Director: S Craig Zahler Starring: Vince Vaughn, Jennifer Carpenter, Don Johnson, Udo Kier Running time: 132 mins
Vince Vaughn: Skull Cruncher. Liberator of eyeballs, improvised body disposal expert. That isn’t the full extent of Vaughn’s MO in S Craig Zahler’s unflinchingly violent Brawl in Cell Block 99 but it’s a start.
The Dodgeball, Swingers and Wedding Crashers star here plays Bradley Thomas, a man with a particular set of highly effective skull bashing skills. He’s a recovering alcoholic and his wife (Dexter alumni Jennifer Carpenter) is fighting a drug addiction of her own. They both just want to start over, kick their bad habits and raise a family. In a prologue that’s indicative of the different shades of Brawl, we see Bradley fired from his job, tear apart a car and proceed to have a heartfelt conversation about wanting this better life with his wife.
Aiming to make that dream happen he reconnects with an old contact, takes up work as as a drug runner and before long our man is locked up in prison. Worse still his now pregnant special lady friend is the target of Bradley’s scorned former drug associates. Only by getting a transfer to a maximum security prison and murdering an inmate confined to the the worst of the worst cell block (‘the prison within an prison’ as Don Johnson’s casually callous warden proclaims) can our man ensure his wife and their unborn child survive.
That’s the set up and for a story with a run-time north of two hours, on paper Brawl could be reductively summed up as one man’s murderous, Taken style quest to protect his family. There’s more dramatic meat here than that line suggests though. Chiefly the film offers an intriguing vehicle for its leading man to sink his teeth into the role of a well meaning, tender and loving husband, father to-be and ruthless killing machine.
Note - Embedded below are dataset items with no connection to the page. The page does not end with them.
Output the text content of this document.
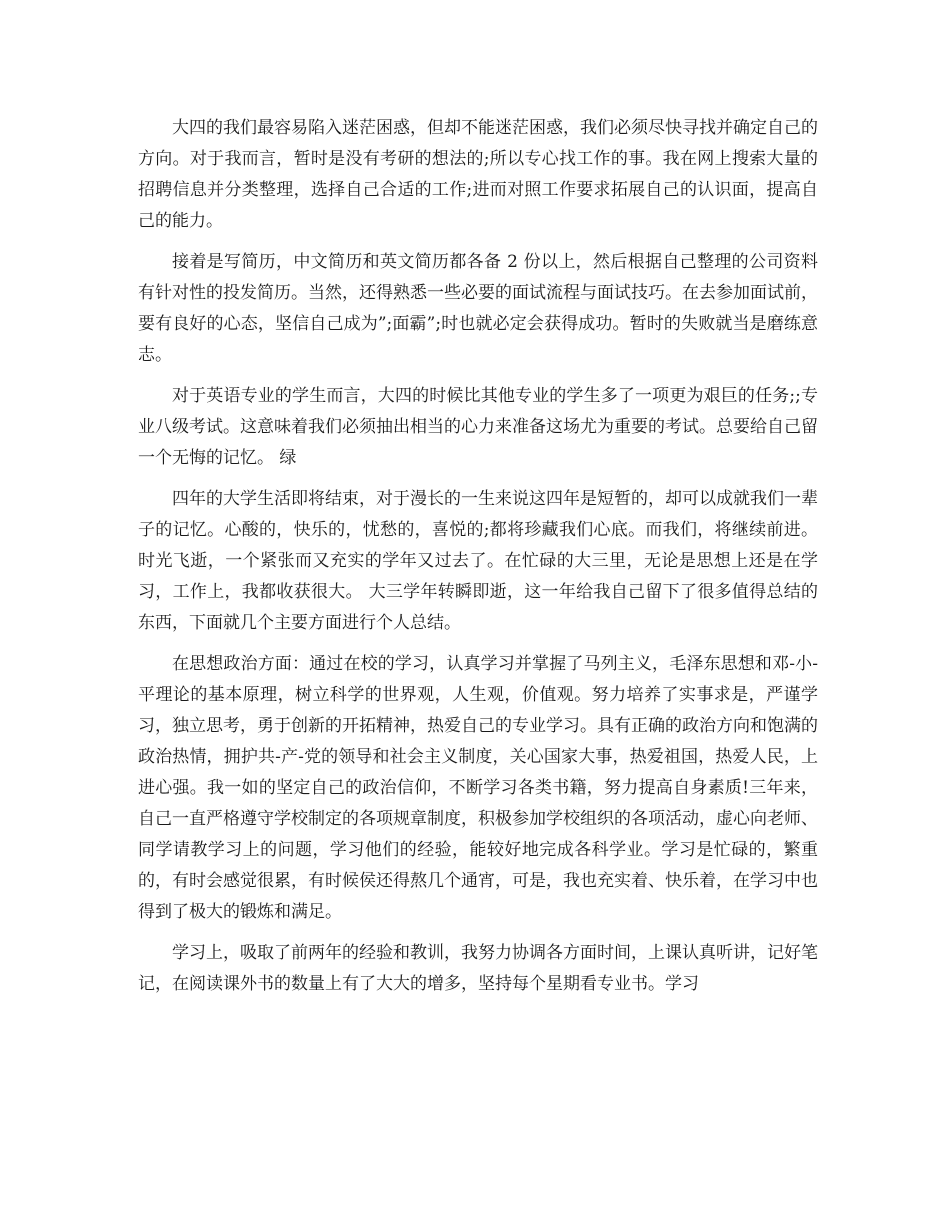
大四的我们最容易陷入迷茫困惑，但却不能迷茫困惑，我们必须尽快寻找并确定自己的方向。对于我而言，暂时是没有考研的想法的;所以专心找工作的事。我在网上搜索大量的招聘信息并分类整理，选择自己合适的工作;进而对照工作要求拓展自己的认识面，提高自己的能力。

接着是写简历，中文简历和英文简历都各备 2 份以上，然后根据自己整理的公司资料有针对性的投发简历。当然，还得熟悉一些必要的面试流程与面试技巧。在去参加面试前，要有良好的心态，坚信自己成为”;面霸”;时也就必定会获得成功。暂时的失败就当是磨练意志。

对于英语专业的学生而言，大四的时候比其他专业的学生多了一项更为艰巨的任务;;专业八级考试。这意味着我们必须抽出相当的心力来准备这场尤为重要的考试。总要给自己留一个无悔的记忆。 绿

四年的大学生活即将结束，对于漫长的一生来说这四年是短暂的，却可以成就我们一辈子的记忆。心酸的，快乐的，忧愁的，喜悦的;都将珍藏我们心底。而我们，将继续前进。 时光飞逝，一个紧张而又充实的学年又过去了。在忙碌的大三里，无论是思想上还是在学习，工作上，我都收获很大。 大三学年转瞬即逝，这一年给我自己留下了很多值得总结的东西，下面就几个主要方面进行个人总结。

在思想政治方面：通过在校的学习，认真学习并掌握了马列主义，毛泽东思想和邓-小-平理论的基本原理，树立科学的世界观，人生观，价值观。努力培养了实事求是，严谨学习，独立思考，勇于创新的开拓精神，热爱自己的专业学习。具有正确的政治方向和饱满的政治热情，拥护共-产-党的领导和社会主义制度，关心国家大事，热爱祖国，热爱人民，上进心强。我一如的坚定自己的政治信仰，不断学习各类书籍，努力提高自身素质!三年来，自己一直严格遵守学校制定的各项规章制度，积极参加学校组织的各项活动，虚心向老师、同学请教学习上的问题，学习他们的经验，能较好地完成各科学业。学习是忙碌的，繁重的，有时会感觉很累，有时候侯还得熬几个通宵，可是，我也充实着、快乐着，在学习中也得到了极大的锻炼和满足。

学习上，吸取了前两年的经验和教训，我努力协调各方面时间，上课认真听讲，记好笔记，在阅读课外书的数量上有了大大的增多，坚持每个星期看专业书。学习
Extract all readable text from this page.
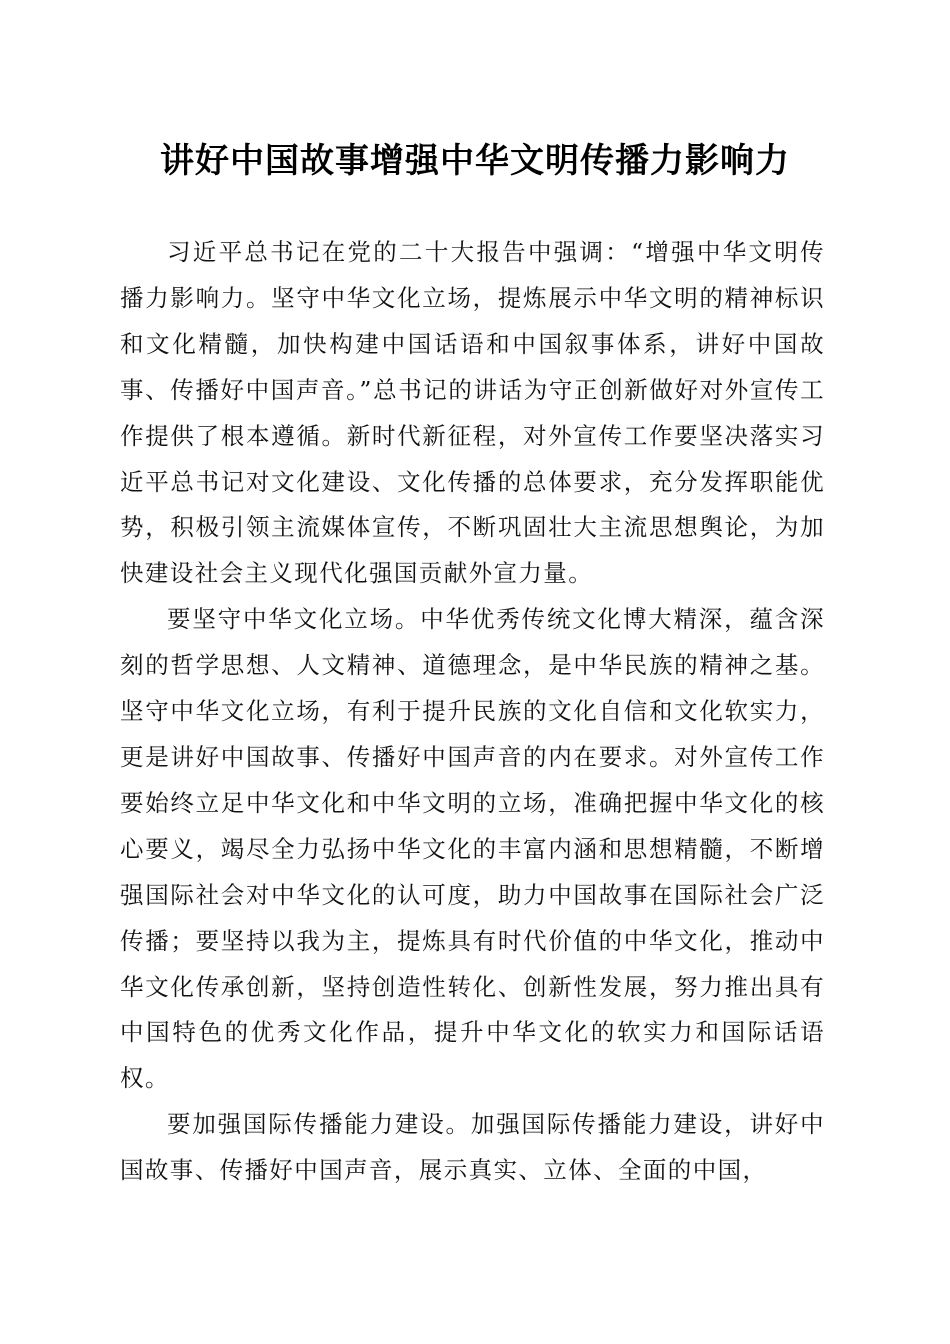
讲好中国故事增强中华文明传播力影响力

习近平总书记在党的二十大报告中强调：“增强中华文明传播力影响力。坚守中华文化立场，提炼展示中华文明的精神标识和文化精髓，加快构建中国话语和中国叙事体系，讲好中国故事、传播好中国声音。”总书记的讲话为守正创新做好对外宣传工作提供了根本遵循。新时代新征程，对外宣传工作要坚决落实习近平总书记对文化建设、文化传播的总体要求，充分发挥职能优势，积极引领主流媒体宣传，不断巩固壮大主流思想舆论，为加快建设社会主义现代化强国贡献外宣力量。

要坚守中华文化立场。中华优秀传统文化博大精深，蕴含深刻的哲学思想、人文精神、道德理念，是中华民族的精神之基。坚守中华文化立场，有利于提升民族的文化自信和文化软实力，更是讲好中国故事、传播好中国声音的内在要求。对外宣传工作要始终立足中华文化和中华文明的立场，准确把握中华文化的核心要义，竭尽全力弘扬中华文化的丰富内涵和思想精髓，不断增强国际社会对中华文化的认可度，助力中国故事在国际社会广泛传播；要坚持以我为主，提炼具有时代价值的中华文化，推动中华文化传承创新，坚持创造性转化、创新性发展，努力推出具有中国特色的优秀文化作品，提升中华文化的软实力和国际话语权。

要加强国际传播能力建设。加强国际传播能力建设，讲好中国故事、传播好中国声音，展示真实、立体、全面的中国，
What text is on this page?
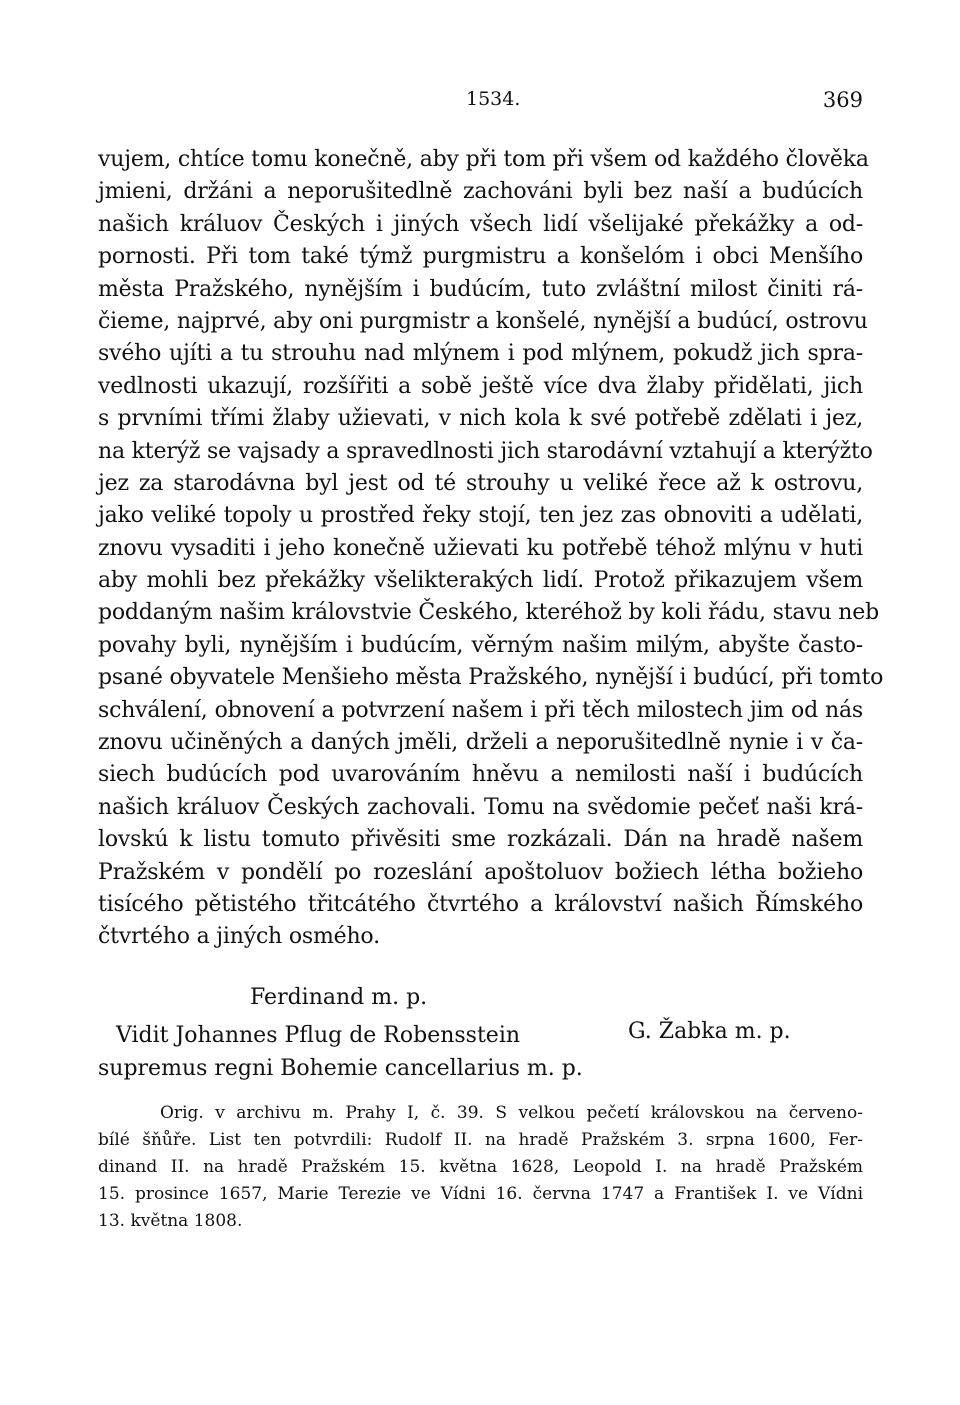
1534.	369
vujem, chtíce tomu konečně, aby při tom při všem od každého člověka
jmieni, držáni a neporušitedlně zachováni byli bez naší a budúcích
našich králuov Českých i jiných všech lidí všelijaké překážky a od-
pornosti. Při tom také týmž purgmistru a konšelóm i obci Menšího
města Pražského, nynějším i budúcím, tuto zvláštní milost činiti rá-
čieme, najprvé, aby oni purgmistr a konšelé, nynější a budúcí, ostrovu
svého ujíti a tu strouhu nad mlýnem i pod mlýnem, pokudž jich spra-
vedlnosti ukazují, rozšířiti a sobě ještě více dva žlaby přidělati, jich
s prvními třími žlaby užievati, v nich kola k své potřebě zdělati i jez,
na kterýž se vajsady a spravedlnosti jich starodávní vztahují a kterýžto
jez za starodávna byl jest od té strouhy u veliké řece až k ostrovu,
jako veliké topoly u prostřed řeky stojí, ten jez zas obnoviti a udělati,
znovu vysaditi i jeho konečně užievati ku potřebě téhož mlýnu v huti
aby mohli bez překážky všelikterakých lidí. Protož přikazujem všem
poddaným našim královstvie Českého, kteréhož by koli řádu, stavu neb
povahy byli, nynějším i budúcím, věrným našim milým, abyšte často-
psané obyvatele Menšieho města Pražského, nynější i budúcí, při tomto
schválení, obnovení a potvrzení našem i při těch milostech jim od nás
znovu učiněných a daných jměli, drželi a neporušitedlně nynie i v ča-
siech budúcích pod uvarováním hněvu a nemilosti naší i budúcích
našich králuov Českých zachovali. Tomu na svědomie pečeť naši krá-
lovskú k listu tomuto přivěsiti sme rozkázali. Dán na hradě našem
Pražském v pondělí po rozeslání apoštoluov božiech létha božieho
tisícého pětistého třitcátého čtvrtého a království našich Římského
čtvrtého a jiných osmého.
Ferdinand m. p.
Vidit Johannes Pflug de Robensstein
supremus regni Bohemie cancellarius m. p.
G. Žabka m. p.
Orig. v archivu m. Prahy I, č. 39. S velkou pečetí královskou na červeno-
bílé šňůře. List ten potvrdili: Rudolf II. na hradě Pražském 3. srpna 1600, Fer-
dinand II. na hradě Pražském 15. května 1628, Leopold I. na hradě Pražském
15. prosince 1657, Marie Terezie ve Vídni 16. června 1747 a František I. ve Vídni
13. května 1808.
As actorly left turns go there’s some common ground with Matthew McConaughey’s transition from rom-com poster mainstay to coldblooded hit-man in Killer Joe. Vaughn’s very good here, utilizing his towering presence, with a kind of dead fixed stare one would possibly expect to see on a Mafia hitman before taking one in the head, to dominate every scene. For a title that could have inspired an 89 minute exploitation gore fest, Zahler is more interested in taking time to observe his characters, their motivations and the brutal end results that ensue. Plenty of time is satisfying spent watching Vaughn react calmly but forcefully to a series of increasingly dire situations all the while taking each set back as little more than an obstacle to ensure his family’s survival. There’s a pleasing level of restraint regarding Vaughn’s emotional display. Only once do we see him come close to lowering his guard (outside of scenes where he’s required to rip people apart) and when it comes it feels deeply earned.
Key to this is the considerable time and space afforded to him to delve into a part that requires tenderness, a strong sense of morality and a persistent sense of powerful rage and brute force kept in check. In addition to lending Bradley an air of stoic decency Vaughn also needs to convince as a one man swat team. This he does seamlessly. Adding the the picture’s success any moment between Vaughn and Carpenter (especially one restrained but beautifully simple exchange late in the film) gives the story its emotional wallop. We need to believe in their relationship for the bone crunching rampage to hold up. Crucially and despite limited time together on screen the two entirely convince as a couple who’ve shared a life together, a checkered one at that, long before the opening credits.
This director-writer has form here. His first film, 2015’s grizzly Bone Tomahawk produced one of most unforgettable pieces of human dismemberment I’ve ever stomached. It was also a resonant piece of work populated by articulate characters and played by a strong cast. Similarly here he creates a three dimensional killer while not shying away from the shattered remains of what used to be a man’s face. Despite this very little of the two hour plus run time features violence. As with Bone Tomahawk when the violence does come it’s unapologetically gruesome and never glorified.
Brawl in Cell Block 99 is an interesting curio. A very simple story about a violent, and often sympathetic man doing vicious things to protect his family. It’s not a full on exploitation movie as the title might suggest, nor an introspective study of a violent man. In any case it does deliver true to it’s title with enough brawl for it’s buck by the closing credits.